When hardware platforms with over 1000 logical cores are used for signal processing, the optimization of latency and core utilization is key for efficient processing. To describe signal processing software, a consistent tool is that of a processing graph, where each node represents a data processing function. The problem of optimally deploying such processing functions from a graph, onto a many-core platform in the form of a grid, is considered in this thesis. A mathematical optimization model in the form of a mixed-binary linear programming model is proposed by decomposing the processing graph using a function sequence framework. A case processing graph is then deployed to two different grids by using the branch-and-bound method to solve the models to optimality. To cope with the computational complexity of branch-and-bound for large grids and processing graphs with many nodes, a column generation approach is taken. To this end, two different Dantzig-Wolfe decompositions of the model are made, each dividing the original model formulation into one master and one subproblem. In the first decomposition, the subproblem constraint matrix is block-diagonal. The second decomposition lacks this property. The column generation method is then applied to each of the two decompositions to search for approximately optimal solutions to the test cases.
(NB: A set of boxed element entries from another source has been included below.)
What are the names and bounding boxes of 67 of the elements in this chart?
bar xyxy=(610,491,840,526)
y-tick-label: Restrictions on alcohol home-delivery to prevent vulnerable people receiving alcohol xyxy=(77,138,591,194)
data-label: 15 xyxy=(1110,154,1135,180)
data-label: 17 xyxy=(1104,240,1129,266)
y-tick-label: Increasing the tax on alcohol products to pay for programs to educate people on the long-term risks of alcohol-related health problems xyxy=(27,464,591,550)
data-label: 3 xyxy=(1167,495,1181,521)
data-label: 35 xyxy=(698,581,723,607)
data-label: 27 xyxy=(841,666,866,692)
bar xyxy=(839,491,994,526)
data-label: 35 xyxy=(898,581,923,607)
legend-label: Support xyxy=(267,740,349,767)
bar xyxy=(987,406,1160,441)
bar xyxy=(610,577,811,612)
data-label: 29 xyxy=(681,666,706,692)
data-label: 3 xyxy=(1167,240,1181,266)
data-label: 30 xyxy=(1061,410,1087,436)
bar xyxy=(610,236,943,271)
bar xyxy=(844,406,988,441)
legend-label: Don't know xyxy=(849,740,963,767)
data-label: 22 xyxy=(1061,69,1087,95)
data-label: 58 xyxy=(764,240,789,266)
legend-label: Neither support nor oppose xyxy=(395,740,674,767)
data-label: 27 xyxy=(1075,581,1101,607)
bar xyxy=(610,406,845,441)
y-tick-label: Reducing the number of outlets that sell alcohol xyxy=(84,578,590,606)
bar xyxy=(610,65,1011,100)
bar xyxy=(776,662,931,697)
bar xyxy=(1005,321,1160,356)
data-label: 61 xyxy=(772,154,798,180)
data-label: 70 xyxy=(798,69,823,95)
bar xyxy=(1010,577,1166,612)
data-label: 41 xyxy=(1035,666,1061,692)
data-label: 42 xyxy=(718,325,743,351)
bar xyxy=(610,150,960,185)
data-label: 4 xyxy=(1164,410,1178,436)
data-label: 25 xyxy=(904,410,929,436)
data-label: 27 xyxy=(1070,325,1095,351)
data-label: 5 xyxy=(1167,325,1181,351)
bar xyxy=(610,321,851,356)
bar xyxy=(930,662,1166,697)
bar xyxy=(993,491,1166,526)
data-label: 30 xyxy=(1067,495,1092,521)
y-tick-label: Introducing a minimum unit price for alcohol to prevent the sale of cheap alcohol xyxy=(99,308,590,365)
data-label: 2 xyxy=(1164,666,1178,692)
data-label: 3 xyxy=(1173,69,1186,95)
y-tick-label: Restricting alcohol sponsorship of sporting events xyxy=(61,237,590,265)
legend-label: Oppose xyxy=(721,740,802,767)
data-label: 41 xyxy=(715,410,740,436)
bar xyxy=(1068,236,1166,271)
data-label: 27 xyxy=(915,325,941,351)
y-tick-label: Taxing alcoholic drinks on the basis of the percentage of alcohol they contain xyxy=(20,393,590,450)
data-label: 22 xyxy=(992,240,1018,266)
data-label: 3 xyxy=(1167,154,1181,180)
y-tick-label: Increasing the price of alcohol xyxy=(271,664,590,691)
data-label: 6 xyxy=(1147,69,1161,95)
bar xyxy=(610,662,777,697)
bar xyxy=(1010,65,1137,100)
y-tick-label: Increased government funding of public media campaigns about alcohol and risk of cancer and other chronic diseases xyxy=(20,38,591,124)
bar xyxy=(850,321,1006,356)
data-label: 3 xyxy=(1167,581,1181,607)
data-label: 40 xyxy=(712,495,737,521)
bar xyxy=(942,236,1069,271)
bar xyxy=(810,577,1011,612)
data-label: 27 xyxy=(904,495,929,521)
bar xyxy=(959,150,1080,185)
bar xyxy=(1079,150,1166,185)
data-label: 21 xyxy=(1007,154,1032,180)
Column generation is then compared to branch-and-bound in terms of resulting binary solutions, objective values, and computational running time. The results indicate that the column generation can be used to search for improvements in an initial feasible solution. But the improvements were very small for the current proposed model and decompositions. To further develop the method it is suggested that constraints or costs that reduce symmetries within the model, are introduced. Compared to branchand- bound, the running time shows that column generation has the potential to be a viable alternative method to solve the deployment problem.